Dobie, a 1960 Penn State graduate, is another superintendent who fits the modern professional. In 1965, Dobie, who counts Steiniger as one of his mentors, wrote in the The Golf Course Reporter, “I think the greatest reason for our work reaching professional status has been the golf course superintendent himself. ... The modern superintendent is better educated, more widely trained, more flexible and more polished.”

The Philadelphia Association Golf Course Superintendents, which celebrated its 100th anniversary earlier this year, established the Eb Steiniger Award in 1990. Joe Roynan, the 2006 recipient, said: “I knew Eberhard Steiniger personally.

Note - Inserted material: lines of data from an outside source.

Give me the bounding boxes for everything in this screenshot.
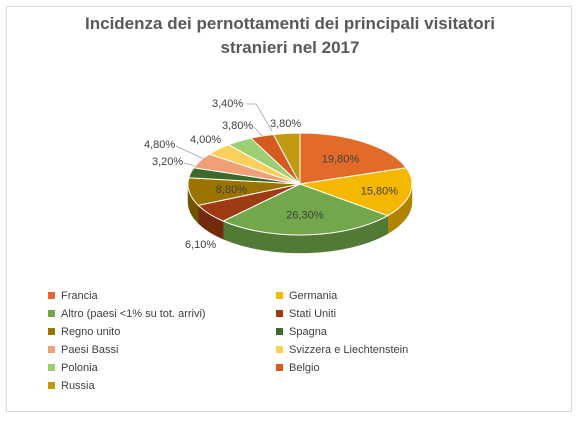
data-label-5: 8,80%	[216, 184, 247, 196]
legend-swatch-5	[48, 327, 55, 335]
legend-swatch-1	[48, 291, 55, 299]
legend-label-10: Belgio	[289, 362, 320, 374]
legend-label-6: Spagna	[289, 326, 327, 338]
leader-line-7	[175, 145, 207, 161]
legend-label-1: Francia	[61, 290, 98, 302]
data-label-6: 3,20%	[152, 156, 183, 168]
data-label-9: 3,80%	[222, 120, 253, 132]
legend-item-1: Francia	[48, 290, 98, 306]
legend-item-4: Stati Uniti	[276, 308, 336, 324]
data-label-11: 3,80%	[270, 118, 301, 130]
legend-item-10: Belgio	[276, 362, 320, 378]
legend-swatch-10	[276, 363, 283, 371]
data-label-3: 26,30%	[286, 210, 324, 222]
legend-item-6: Spagna	[276, 326, 327, 342]
data-label-2: 15,80%	[361, 185, 399, 197]
data-label-7: 4,80%	[144, 139, 175, 151]
data-label-1: 19,80%	[322, 153, 360, 165]
legend-label-2: Germania	[289, 290, 338, 302]
legend-item-9: Polonia	[48, 362, 98, 378]
legend-swatch-3	[48, 309, 55, 317]
leader-line-6	[183, 162, 196, 167]
chart-title-line-1: Incidenza dei pernottamenti dei principa…	[85, 14, 495, 33]
legend-label-8: Svizzera e Liechtenstein	[289, 344, 409, 356]
legend-label-4: Stati Uniti	[289, 308, 337, 320]
chart-title-line-2: stranieri nel 2017	[220, 38, 360, 57]
legend-item-5: Regno unito	[48, 326, 120, 342]
legend-item-3: Altro (paesi <1% su tot. arrivi)	[48, 308, 206, 324]
legend-swatch-7	[48, 345, 55, 353]
legend-item-2: Germania	[276, 290, 337, 306]
legend-swatch-11	[48, 381, 55, 389]
data-label-10: 3,40%	[212, 98, 243, 110]
legend-swatch-2	[276, 291, 283, 299]
leader-line-9	[253, 126, 263, 137]
legend-swatch-4	[276, 309, 283, 317]
pie-slice-germania	[299, 167, 413, 217]
leader-line-10	[246, 103, 273, 132]
legend-item-11: Russia	[48, 380, 95, 396]
data-label-8: 4,00%	[190, 134, 221, 146]
legend-label-3: Altro (paesi <1% su tot. arrivi)	[61, 308, 206, 320]
legend-label-9: Polonia	[61, 362, 98, 374]
legend-label-7: Paesi Bassi	[61, 344, 119, 356]
legend-swatch-9	[48, 363, 55, 371]
legend-swatch-6	[276, 327, 283, 335]
chart-title: Incidenza dei pernottamenti dei principa…	[0, 12, 580, 60]
pie-slice-altro-paesi-1-su-tot-arrivi	[222, 183, 389, 236]
data-label-4: 6,10%	[185, 239, 216, 251]
pie-slice-russia	[272, 132, 301, 185]
legend-swatch-8	[276, 345, 283, 353]
pie-slice-francia	[299, 132, 408, 185]
legend-item-8: Svizzera e Liechtenstein	[276, 344, 408, 360]
legend-item-7: Paesi Bassi	[48, 344, 118, 360]
leader-lines	[175, 103, 273, 167]
legend-label-5: Regno unito	[61, 326, 121, 338]
legend-label-11: Russia	[61, 380, 95, 392]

He was just the greatest guy and such a gentleman. ... He was always willing to help no matter who you were. He was the superintendent at Pine Valley, one of the greatest courses in the country. He really did not have to talk to anyone.”

A young Steiniger once found himself in the company of GCSAA board members, including Col. John Morley. As Steiniger told the story in a 1995 Golf Course Management interview: “So, there I was, sitting with all the big shots — and I wasn’t even a member yet. Morley and I were talking about Pine Valley. I remember telling him I had a terrible problem with clover in the greens, and I asked him what he would do. Morley just cleared his throat and said, ‘If it’s too bad, we’d just sod it.’ I thought, ‘That’s an idea — if you have a nursery.’”

Morley to Steiniger to Moore to Dobie …

Steiniger died on April 13, 2002, at age 96. In 1993, Steiniger said: “I spent over 60 years in turf management and field research, and I enjoyed every minute and every year of it.” Steiniger considered the nicest compliment he received — a testament to his lifelong devotion to maintaining the “Valley” — what one UK golfer who played all over the world and traveled every year to Pine Valley said to him after a round: “‘Mr. Steiniger, I’d like to pay you a compliment.’ And he said three words: ‘This is it.’”

Steiniger and John Mascaro, the president of Turf-Tec at the time, visited Pine Valley in September 2000. Steiniger was 94 and almost totally blind, yet he did not need to see the landscape he painted to know instinctively his way around.

“Eb ... was able to guide me around the golf course like he had 20/20 vision,” Mascaro said in the November 2000 edition of Turf-Tec Digest. “In fact, on one occasion, I thought I was totally lost and Eb kept telling me to drive straight ahead and turn at the next tree. I had to remind him that he could not see. Just then, there was the tree, and I never corrected him again.”

When I found a PAGCS interview of Steiniger online, I was excited to hear what he had to say in his thick German accent. That day Eb Steiniger was real. The thing that struck me the most was that Steiniger was a golfer. He played with other superintendents in the Philadelphia area like Tom Dougherty of Springhaven and Joe Flynn of Rolling Green Golf Club.

Brown wrote in “Short History of Pine Valley,” first published in 1963: “We believe Eb to be one of the best greenskeepers in America.” By the end of the 1960s, the GCSAA decided “greenkeeper” did not reflect the duties and responsibilities of the modern superintendent, though Steiniger preferred the term.

Finally, we get a glimpse of Steiniger’s humor and sharp wit when Clay Loyd once asked him for a 1995 Golf Course Management article how he handled member complaints. “Well, for instance, there was the time Dr. Weaver missed his putt on the fourth hole. ‘Hey, Eb,’ he said. ‘Those brown spots in the fairways out there, ... are you doing anything about them?’ ‘Doc,’ Eb replied, ‘Why don’t you look at the flowers once in a while? The laurel is in bloom right now.’”

Touché!

Brian J. Rizzo, PhD, a retired NYPD sergeant and Westfield State University professor of criminal justice, is a member of the Olde Kinderhook Golf Club in Valatie, New York, where he prefers walking to riding. He collects golf memorabilia and books, and enjoys deep dives into golf history. His fascination with Steiniger began in 2024 when he came across a letter written by John Arthur Brown, then president of Pine Valley Golf Club, complimenting Eb and his crew for a job well done in preparing the course for the 1936 Walker Cup match. This is his first Turfheads Take Over contribution.